There’s no doubt that as an author, he puts his female characters in some extremely unpleasant situations; situations that a man would not find himself in. But he never tries to justify it, or claim what is happening is anything but an abuse of power.
I will say that this early in the series this critique is not obvious; the female characters, and how they interact with this world, will get more complicated, layered and well-rounded as we move into the novels.
My advice if you decide to read this series, is to not stare yourself blind on the number of exposed breasts, if you do, you’ll miss the deeper, underlying critique. That being said, at the end of the day, your personal point of view will decide how you see the portrayal of female characters in this series.

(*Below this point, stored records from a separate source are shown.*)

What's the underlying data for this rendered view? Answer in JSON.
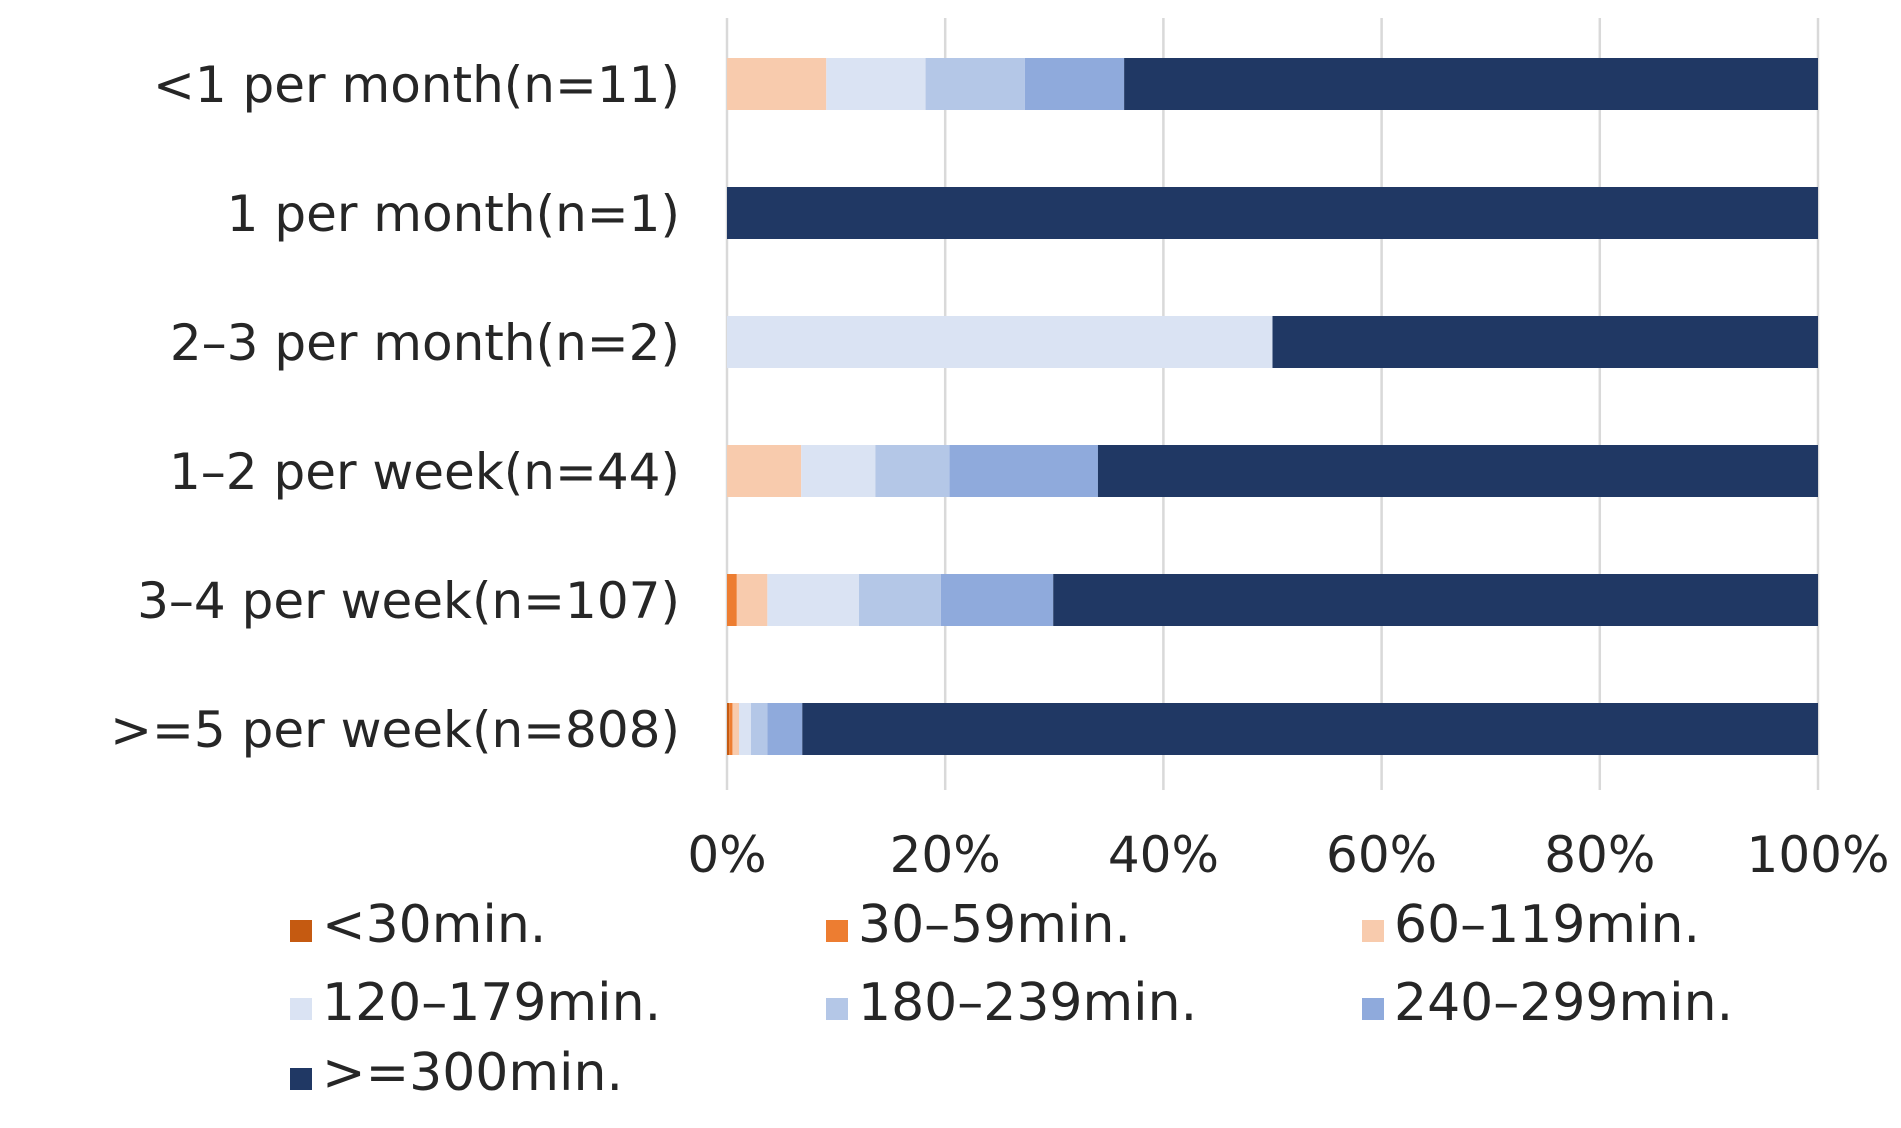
{
  "chart_data": {
    "type": "bar",
    "orientation": "horizontal",
    "stacked": "percent",
    "title": "",
    "xlabel": "",
    "ylabel": "",
    "xlim": [
      0,
      100
    ],
    "x_ticks": [
      "0%",
      "20%",
      "40%",
      "60%",
      "80%",
      "100%"
    ],
    "grid": "vertical",
    "legend": "bottom",
    "categories": [
      "<1 per month(n=11)",
      "1 per month(n=1)",
      "2–3 per month(n=2)",
      "1–2 per week(n=44)",
      "3–4 per week(n=107)",
      ">=5 per week(n=808)"
    ],
    "series": [
      {
        "name": "<30min.",
        "color": "#c55a11",
        "values": [
          0,
          0,
          0,
          0,
          0,
          0.2
        ]
      },
      {
        "name": "30–59min.",
        "color": "#ed7d31",
        "values": [
          0,
          0,
          0,
          0,
          0.9,
          0.3
        ]
      },
      {
        "name": "60–119min.",
        "color": "#f8cbad",
        "values": [
          9.1,
          0,
          0,
          6.8,
          2.8,
          0.6
        ]
      },
      {
        "name": "120–179min.",
        "color": "#dae3f3",
        "values": [
          9.1,
          0,
          50,
          6.8,
          8.4,
          1.1
        ]
      },
      {
        "name": "180–239min.",
        "color": "#b4c7e7",
        "values": [
          9.1,
          0,
          0,
          6.8,
          7.5,
          1.5
        ]
      },
      {
        "name": "240–299min.",
        "color": "#8faadc",
        "values": [
          9.1,
          0,
          0,
          13.6,
          10.3,
          3.2
        ]
      },
      {
        "name": ">=300min.",
        "color": "#203864",
        "values": [
          63.6,
          100,
          50,
          66.0,
          70.1,
          93.1
        ]
      }
    ]
  }
}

Immediately after finish this book, I tweeted:
I liked The Last Wish and gave it a high rating but, for me, Sword of Destiny was on another level.
It’s well-written, the world and its characters are complex, and most importantly, they’re enjoyable stories. In this book, you also get a first glimpse of the deep, emotional connections that many of the characters share; you see it between Gealt and Yennifer, as well as between Geralt and Ciri.
If you, for some inexplicable reason, decide to only read one of the short-story collections, this is the one I recommend. I love The Last Wish but it feels like a short-story collection, Sword of Destiny feels like a beginning.
My Rating: 9/10
How I rate:
1 = My god, how did this shit get published?!
2 = No, really, how?
3 = Meh, I didn’t have anything better to do, so I finished it.
4 = It was decent.
5 = It wasn’t a memorable read, but I probably enjoyed it.
6 = I had a good time, I’ll check out the author.
7 = This was great; this book has earned the right to live in my bookcase.
8 = I’m going to read every single book this author has ever written.
9 = This was fantastic. Point the way to the collector’s edition/ companion/merchandise!
10 = I will eject a shrine and read this book over and over until the day I die.